A post-lockdown picnic on the shores of Glencar Lake on the Sligo-Leitrim border led to the discovery of almost 1,000 prehistoric tools and provided insight into the working lives of people who lived there thousands of years ago.
Marion Dowd, an archaeologist and local resident, was marking the easing of Covid-19 restrictions in June with her son Fiachra (12) and another family, when they spotted hundreds of pieces of chert, a rock used to make stone tools, on the shores of the lake.
Dr Dowd, a lecturer at IT Sligo, said the lake’s water level had dropped markedly due to a prolonged dry spell and had revealed a knapping floor, a place where people would have sat and shaped stone into tools more than 4,000 years ago.
“Basically, families sat at this location thousands of years ago enjoying the lake just as were doing in 2020,” she said.
The tools are believed to have been used for gutting and cleaning fish, wood work, basket making and preparing food.
Dr Dowd said this part of the shore would have been an area of dry land in the past, but that the rising water level of Glencar Lake had covered it over time.
“I was back there yesterday and it is totally submerged again,” she said, remarking that the timing of her discovery was fortuitous.
Dr Dowd reported the find to the National Monuments Service and the National Museum of Ireland.

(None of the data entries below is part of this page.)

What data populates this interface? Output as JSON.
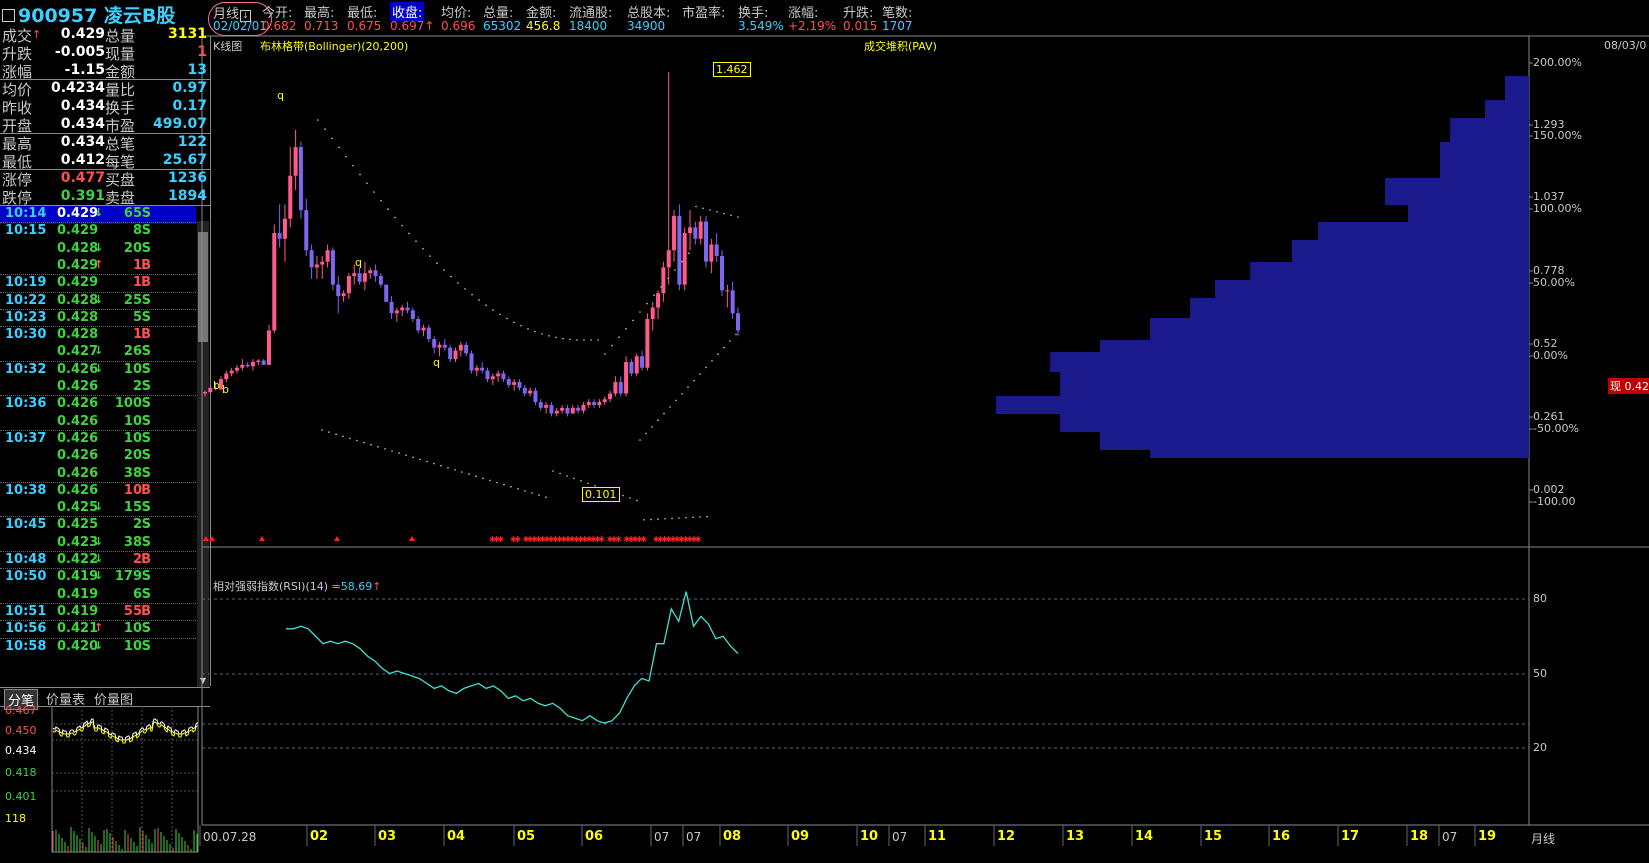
{
  "header": {
    "code_name": "900957 凌云B股",
    "period_label": "月线",
    "period_date": "02/02/01",
    "fields": [
      {
        "label": "今开:",
        "value": "0.682",
        "color": "#ff5050"
      },
      {
        "label": "最高:",
        "value": "0.713",
        "color": "#ff5050"
      },
      {
        "label": "最低:",
        "value": "0.675",
        "color": "#ff5050"
      },
      {
        "label": "收盘:",
        "value": "0.697",
        "color": "#ff5050",
        "arrow": "↑",
        "highlight": true
      },
      {
        "label": "均价:",
        "value": "0.696",
        "color": "#ff5050"
      },
      {
        "label": "总量:",
        "value": "65302",
        "color": "#3ad0ff"
      },
      {
        "label": "金额:",
        "value": "456.8",
        "color": "#ffff00"
      },
      {
        "label": "流通股:",
        "value": "18400",
        "color": "#3ad0ff"
      },
      {
        "label": "总股本:",
        "value": "34900",
        "color": "#3ad0ff"
      },
      {
        "label": "市盈率:",
        "value": "",
        "color": "#3ad0ff"
      },
      {
        "label": "换手:",
        "value": "3.549%",
        "color": "#3ad0ff"
      },
      {
        "label": "涨幅:",
        "value": "+2.19%",
        "color": "#ff5050"
      },
      {
        "label": "升跌:",
        "value": "0.015",
        "color": "#ff5050"
      },
      {
        "label": "笔数:",
        "value": "1707",
        "color": "#3ad0ff"
      }
    ]
  },
  "quote": [
    {
      "k1": "成交",
      "a1": "↑",
      "v1": "0.429",
      "c1": "#fff",
      "k2": "总量",
      "v2": "3131",
      "c2": "#ffff00"
    },
    {
      "k1": "升跌",
      "v1": "-0.005",
      "c1": "#fff",
      "k2": "现量",
      "v2": "1",
      "c2": "#ff5050"
    },
    {
      "k1": "涨幅",
      "v1": "-1.15",
      "c1": "#fff",
      "k2": "金额",
      "v2": "13",
      "c2": "#3ad0ff"
    },
    {
      "k1": "均价",
      "v1": "0.4234",
      "c1": "#fff",
      "k2": "量比",
      "v2": "0.97",
      "c2": "#3ad0ff"
    },
    {
      "k1": "昨收",
      "v1": "0.434",
      "c1": "#fff",
      "k2": "换手",
      "v2": "0.17",
      "c2": "#3ad0ff"
    },
    {
      "k1": "开盘",
      "v1": "0.434",
      "c1": "#fff",
      "k2": "市盈",
      "v2": "499.07",
      "c2": "#3ad0ff"
    },
    {
      "k1": "最高",
      "v1": "0.434",
      "c1": "#fff",
      "k2": "总笔",
      "v2": "122",
      "c2": "#3ad0ff"
    },
    {
      "k1": "最低",
      "v1": "0.412",
      "c1": "#fff",
      "k2": "每笔",
      "v2": "25.67",
      "c2": "#3ad0ff"
    },
    {
      "k1": "涨停",
      "v1": "0.477",
      "c1": "#ff5050",
      "k2": "买盘",
      "v2": "1236",
      "c2": "#3ad0ff"
    },
    {
      "k1": "跌停",
      "v1": "0.391",
      "c1": "#3fd33f",
      "k2": "卖盘",
      "v2": "1894",
      "c2": "#3ad0ff"
    }
  ],
  "ticks": [
    {
      "t": "10:14",
      "p": "0.429",
      "a": "↓",
      "s": "65",
      "d": "S"
    },
    {
      "t": "10:15",
      "p": "0.429",
      "a": "",
      "s": "8",
      "d": "S"
    },
    {
      "t": "",
      "p": "0.428",
      "a": "↓",
      "s": "20",
      "d": "S"
    },
    {
      "t": "",
      "p": "0.429",
      "a": "↑",
      "s": "1",
      "d": "B"
    },
    {
      "t": "10:19",
      "p": "0.429",
      "a": "",
      "s": "1",
      "d": "B"
    },
    {
      "t": "10:22",
      "p": "0.428",
      "a": "↓",
      "s": "25",
      "d": "S"
    },
    {
      "t": "10:23",
      "p": "0.428",
      "a": "",
      "s": "5",
      "d": "S"
    },
    {
      "t": "10:30",
      "p": "0.428",
      "a": "",
      "s": "1",
      "d": "B"
    },
    {
      "t": "",
      "p": "0.427",
      "a": "↓",
      "s": "26",
      "d": "S"
    },
    {
      "t": "10:32",
      "p": "0.426",
      "a": "↓",
      "s": "10",
      "d": "S"
    },
    {
      "t": "",
      "p": "0.426",
      "a": "",
      "s": "2",
      "d": "S"
    },
    {
      "t": "10:36",
      "p": "0.426",
      "a": "",
      "s": "100",
      "d": "S"
    },
    {
      "t": "",
      "p": "0.426",
      "a": "",
      "s": "10",
      "d": "S"
    },
    {
      "t": "10:37",
      "p": "0.426",
      "a": "",
      "s": "10",
      "d": "S"
    },
    {
      "t": "",
      "p": "0.426",
      "a": "",
      "s": "20",
      "d": "S"
    },
    {
      "t": "",
      "p": "0.426",
      "a": "",
      "s": "38",
      "d": "S"
    },
    {
      "t": "10:38",
      "p": "0.426",
      "a": "",
      "s": "10",
      "d": "B"
    },
    {
      "t": "",
      "p": "0.425",
      "a": "↓",
      "s": "15",
      "d": "S"
    },
    {
      "t": "10:45",
      "p": "0.425",
      "a": "",
      "s": "2",
      "d": "S"
    },
    {
      "t": "",
      "p": "0.423",
      "a": "↓",
      "s": "38",
      "d": "S"
    },
    {
      "t": "10:48",
      "p": "0.422",
      "a": "↓",
      "s": "2",
      "d": "B"
    },
    {
      "t": "10:50",
      "p": "0.419",
      "a": "↓",
      "s": "179",
      "d": "S"
    },
    {
      "t": "",
      "p": "0.419",
      "a": "",
      "s": "6",
      "d": "S"
    },
    {
      "t": "10:51",
      "p": "0.419",
      "a": "",
      "s": "55",
      "d": "B"
    },
    {
      "t": "10:56",
      "p": "0.421",
      "a": "↑",
      "s": "10",
      "d": "S"
    },
    {
      "t": "10:58",
      "p": "0.420",
      "a": "↓",
      "s": "10",
      "d": "S"
    }
  ],
  "tabs": [
    "分笔",
    "价量表",
    "价量图"
  ],
  "mini": {
    "y_labels": [
      "0.467",
      "0.450",
      "0.434",
      "0.418",
      "0.401",
      "118"
    ]
  },
  "kline": {
    "title": "K线图",
    "indicator": "布林格带(Bollinger)(20,200)",
    "pav_title": "成交堆积(PAV)",
    "max_label": "1.462",
    "min_label": "0.101",
    "marks": [
      "b",
      "b",
      "q",
      "q",
      "q"
    ]
  },
  "rsi": {
    "title": "相对强弱指数(RSI)(14)",
    "value": "=58.69",
    "arrow": "↑",
    "levels": [
      "80",
      "50",
      "20"
    ]
  },
  "right_axis": {
    "date": "08/03/0",
    "price_labels": [
      {
        "v": "200.00%"
      },
      {
        "v": "1.293"
      },
      {
        "v": "150.00%"
      },
      {
        "v": "1.037"
      },
      {
        "v": "100.00%"
      },
      {
        "v": "0.778"
      },
      {
        "v": "50.00%"
      },
      {
        "v": "0.52"
      },
      {
        "v": "0.00%"
      },
      {
        "v": "0.261"
      },
      {
        "v": "-50.00%"
      },
      {
        "v": "0.002"
      },
      {
        "v": "-100.00"
      }
    ],
    "current_price": "现 0.429"
  },
  "x_axis": {
    "labels": [
      "00.07.28",
      "02",
      "03",
      "04",
      "05",
      "06",
      "07",
      "07",
      "08",
      "09",
      "10",
      "07",
      "11",
      "12",
      "13",
      "14",
      "15",
      "16",
      "17",
      "18",
      "07",
      "19"
    ],
    "period": "月线"
  },
  "chart_data": {
    "type": "candlestick",
    "price_range": [
      0.002,
      1.55
    ],
    "candles": [
      [
        0.34,
        0.35,
        0.33,
        0.345
      ],
      [
        0.345,
        0.37,
        0.34,
        0.36
      ],
      [
        0.36,
        0.38,
        0.35,
        0.355
      ],
      [
        0.355,
        0.4,
        0.35,
        0.39
      ],
      [
        0.39,
        0.42,
        0.38,
        0.41
      ],
      [
        0.41,
        0.43,
        0.4,
        0.42
      ],
      [
        0.42,
        0.44,
        0.41,
        0.43
      ],
      [
        0.43,
        0.46,
        0.42,
        0.44
      ],
      [
        0.44,
        0.45,
        0.43,
        0.435
      ],
      [
        0.435,
        0.46,
        0.42,
        0.45
      ],
      [
        0.45,
        0.46,
        0.44,
        0.455
      ],
      [
        0.455,
        0.46,
        0.44,
        0.44
      ],
      [
        0.44,
        0.58,
        0.44,
        0.56
      ],
      [
        0.56,
        0.93,
        0.55,
        0.9
      ],
      [
        0.9,
        1.0,
        0.85,
        0.88
      ],
      [
        0.88,
        1.0,
        0.8,
        0.95
      ],
      [
        0.95,
        1.2,
        0.92,
        1.1
      ],
      [
        1.1,
        1.26,
        1.05,
        1.2
      ],
      [
        1.2,
        1.22,
        0.95,
        0.98
      ],
      [
        0.98,
        1.02,
        0.82,
        0.84
      ],
      [
        0.84,
        0.86,
        0.74,
        0.78
      ],
      [
        0.78,
        0.82,
        0.74,
        0.79
      ],
      [
        0.79,
        0.82,
        0.74,
        0.8
      ],
      [
        0.8,
        0.86,
        0.78,
        0.84
      ],
      [
        0.84,
        0.85,
        0.7,
        0.72
      ],
      [
        0.72,
        0.75,
        0.62,
        0.68
      ],
      [
        0.68,
        0.7,
        0.66,
        0.69
      ],
      [
        0.69,
        0.76,
        0.67,
        0.75
      ],
      [
        0.75,
        0.79,
        0.72,
        0.76
      ],
      [
        0.76,
        0.78,
        0.72,
        0.73
      ],
      [
        0.73,
        0.8,
        0.7,
        0.76
      ],
      [
        0.76,
        0.78,
        0.74,
        0.77
      ],
      [
        0.77,
        0.79,
        0.73,
        0.75
      ],
      [
        0.75,
        0.76,
        0.71,
        0.72
      ],
      [
        0.72,
        0.72,
        0.66,
        0.66
      ],
      [
        0.66,
        0.68,
        0.6,
        0.62
      ],
      [
        0.62,
        0.64,
        0.59,
        0.63
      ],
      [
        0.63,
        0.65,
        0.61,
        0.64
      ],
      [
        0.64,
        0.66,
        0.62,
        0.63
      ],
      [
        0.63,
        0.64,
        0.59,
        0.6
      ],
      [
        0.6,
        0.61,
        0.55,
        0.56
      ],
      [
        0.56,
        0.58,
        0.54,
        0.57
      ],
      [
        0.57,
        0.58,
        0.52,
        0.53
      ],
      [
        0.53,
        0.54,
        0.48,
        0.5
      ],
      [
        0.5,
        0.52,
        0.47,
        0.51
      ],
      [
        0.51,
        0.53,
        0.49,
        0.5
      ],
      [
        0.5,
        0.51,
        0.45,
        0.46
      ],
      [
        0.46,
        0.5,
        0.45,
        0.49
      ],
      [
        0.49,
        0.52,
        0.47,
        0.51
      ],
      [
        0.51,
        0.52,
        0.47,
        0.48
      ],
      [
        0.48,
        0.49,
        0.41,
        0.42
      ],
      [
        0.42,
        0.44,
        0.4,
        0.43
      ],
      [
        0.43,
        0.45,
        0.41,
        0.42
      ],
      [
        0.42,
        0.43,
        0.38,
        0.39
      ],
      [
        0.39,
        0.41,
        0.37,
        0.4
      ],
      [
        0.4,
        0.42,
        0.38,
        0.41
      ],
      [
        0.41,
        0.42,
        0.38,
        0.39
      ],
      [
        0.39,
        0.4,
        0.36,
        0.37
      ],
      [
        0.37,
        0.39,
        0.35,
        0.38
      ],
      [
        0.38,
        0.39,
        0.35,
        0.36
      ],
      [
        0.36,
        0.37,
        0.33,
        0.34
      ],
      [
        0.34,
        0.36,
        0.33,
        0.35
      ],
      [
        0.35,
        0.36,
        0.3,
        0.31
      ],
      [
        0.31,
        0.32,
        0.28,
        0.29
      ],
      [
        0.29,
        0.31,
        0.27,
        0.3
      ],
      [
        0.3,
        0.31,
        0.26,
        0.27
      ],
      [
        0.27,
        0.29,
        0.26,
        0.28
      ],
      [
        0.28,
        0.3,
        0.27,
        0.29
      ],
      [
        0.29,
        0.3,
        0.26,
        0.27
      ],
      [
        0.27,
        0.3,
        0.27,
        0.29
      ],
      [
        0.29,
        0.3,
        0.27,
        0.28
      ],
      [
        0.28,
        0.31,
        0.27,
        0.3
      ],
      [
        0.3,
        0.32,
        0.29,
        0.31
      ],
      [
        0.31,
        0.32,
        0.29,
        0.3
      ],
      [
        0.3,
        0.32,
        0.29,
        0.31
      ],
      [
        0.31,
        0.33,
        0.3,
        0.32
      ],
      [
        0.32,
        0.35,
        0.31,
        0.34
      ],
      [
        0.34,
        0.4,
        0.33,
        0.38
      ],
      [
        0.38,
        0.4,
        0.33,
        0.34
      ],
      [
        0.34,
        0.47,
        0.33,
        0.45
      ],
      [
        0.45,
        0.46,
        0.4,
        0.41
      ],
      [
        0.41,
        0.48,
        0.4,
        0.47
      ],
      [
        0.47,
        0.49,
        0.42,
        0.43
      ],
      [
        0.43,
        0.62,
        0.42,
        0.6
      ],
      [
        0.6,
        0.66,
        0.56,
        0.64
      ],
      [
        0.64,
        0.7,
        0.6,
        0.69
      ],
      [
        0.69,
        0.8,
        0.66,
        0.78
      ],
      [
        0.78,
        1.462,
        0.72,
        0.84
      ],
      [
        0.84,
        0.98,
        0.8,
        0.96
      ],
      [
        0.96,
        1.0,
        0.7,
        0.72
      ],
      [
        0.72,
        0.92,
        0.7,
        0.9
      ],
      [
        0.9,
        0.98,
        0.84,
        0.92
      ],
      [
        0.92,
        0.94,
        0.86,
        0.88
      ],
      [
        0.88,
        0.96,
        0.86,
        0.94
      ],
      [
        0.94,
        0.96,
        0.78,
        0.8
      ],
      [
        0.8,
        0.88,
        0.76,
        0.86
      ],
      [
        0.86,
        0.9,
        0.8,
        0.82
      ],
      [
        0.82,
        0.84,
        0.68,
        0.7
      ],
      [
        0.7,
        0.72,
        0.64,
        0.7
      ],
      [
        0.7,
        0.73,
        0.6,
        0.62
      ],
      [
        0.62,
        0.64,
        0.54,
        0.56
      ]
    ],
    "rsi": [
      68,
      68,
      69,
      68,
      65,
      62,
      63,
      62,
      63,
      62,
      60,
      57,
      55,
      52,
      50,
      51,
      50,
      49,
      48,
      46,
      44,
      45,
      43,
      42,
      44,
      45,
      46,
      44,
      45,
      43,
      40,
      41,
      39,
      40,
      38,
      37,
      38,
      36,
      33,
      32,
      31,
      33,
      31,
      30,
      31,
      34,
      40,
      45,
      48,
      47,
      62,
      62,
      76,
      71,
      83,
      69,
      73,
      70,
      64,
      65,
      61,
      58
    ]
  }
}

She and her colleague Dr James Bonsall helped to record the site and recover the tools, which will be deposited in the museum.
The lecturer believes some of the tools date to the Stone Age and Bronze Age and it was possible that some are linked to the Mesolithic age.
Dr Dowd and Fiachra had earlier that day visited Sruth in Aghaidh An Aird waterfall, also known as the Devil’s Chimney, with Catherine Pineau and her son Yann (10). They followed the stream from the waterfall to the lake and while the children were looking around for a picnic spot, she spotted one of the prehistoric tools on the ground.
“I suppose it was a case of right person, right place, right time,”she said, given many people would not have known what the object was.
‘No excavation’
An expert in prehistoric archaeology, Dr Dowd started to look around and soon realised that the area was a previously unrecorded archaeological site. It is one of 98 known knapping floors in Ireland, and the second one discovered in Co Sligo.
“What is interesting was that there was no excavation involved. These items were just lying there because the level of the lake had dropped,” she said.
Archaeological sites around Glencar Lake such as ringforts and crannógs were previously associated with the early medieval period. But the discovery provides evidence that prehistoric people availed of drinking water and opportunities for fishing, boating and washing around the lake.
The 930 pieces of worked chert were discovered on the shore and the knapping floor spanned a 16m x 13m area. Among the stone tools found was a convex scraper dating to the Neolithic or Bronze Age, which could have been used for cleaning animal hides or preparing fish.